I do not think that this is beyond the capabilities of the Arduino if he uses digital detectors. However you are right. Unless the desired time resolution is known it is unclear if this is a simple or a hard task.
I am pretty sure it isn't; back when I went to High Tech Institute (I know, cheesy name) here in Phoenix, in 1991-92 - we built a pattern recognizer system using 64 phototransistors and a multiplexing system not unlike the LED grid projects you see people doing with the Arduino - just rather than driving the columns/rows of LEDs, we were switching 8 columns at a time per row to read the values via the parallel port of an Amiga 1000 (on which we had to write a 68000-based assembler code to read the port, and output whether the "mask" character we placed on the array matched a character in memory - crude form of OCR).
That Amiga was only running at 7 MHz. We did have more memory at our disposal, though. Even so, I don't think this project is out of the realm of possibility of working using an Arduino; maybe this weekend I can dig out my old papers and schematic of that system and post it here, if it would help.

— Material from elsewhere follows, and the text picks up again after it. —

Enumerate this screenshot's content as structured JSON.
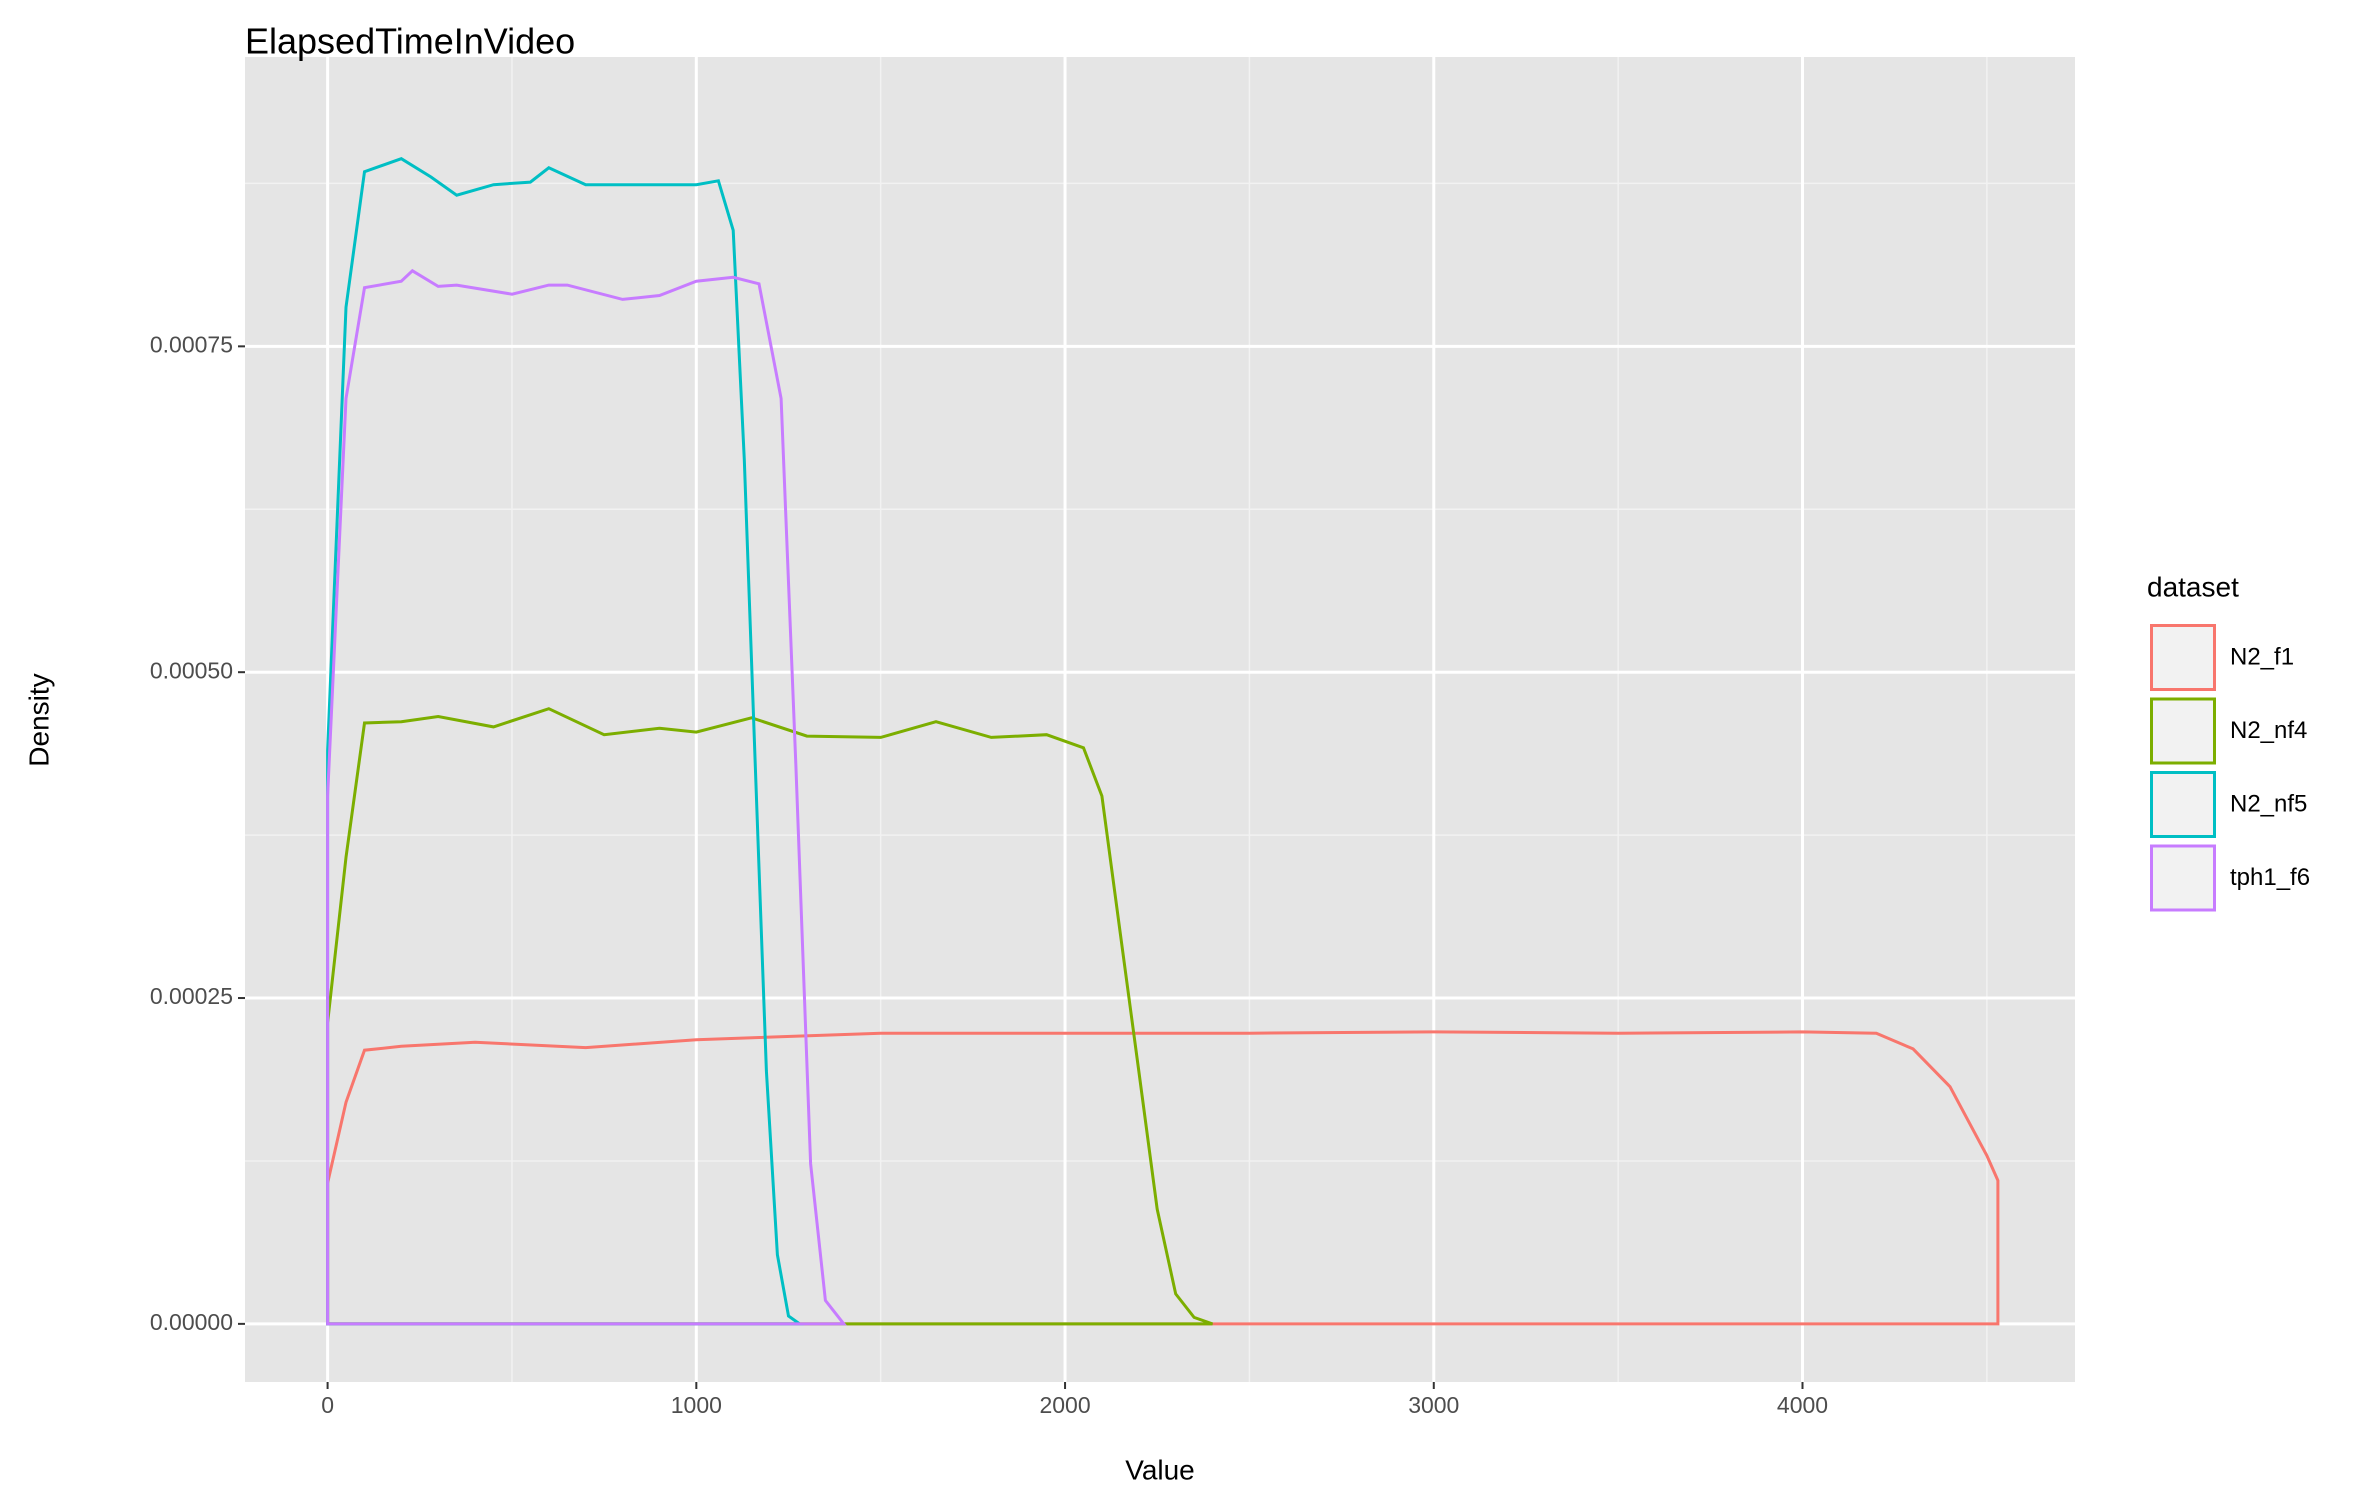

On a different note, one guy for his "final project", with the help of an instructor - built and set up (breadboard style - rat's nest city!) a laser rangefinder using a linear array of LEDs as photodetector elements. The laser was an HeNe tube-based laser the school had (this was before cheap LED laser diode modules - such modules were available, but well outside our's or the school's price range); the rest of the system would detect the bounce of the laser off a mirror, with it's distance changing the angle the reflected beam back to the LEDs. Based on which LED was "lit" by the laser, a complex multiplexing and counter circuit would determine how to light up a pair of 7-segment LED arrays to form an output number, which was the "distance". No computer, microcontroller, or anything like that involved at all - just a bunch of breadboards, wires, and TTL logic. The guy got an "A" of course.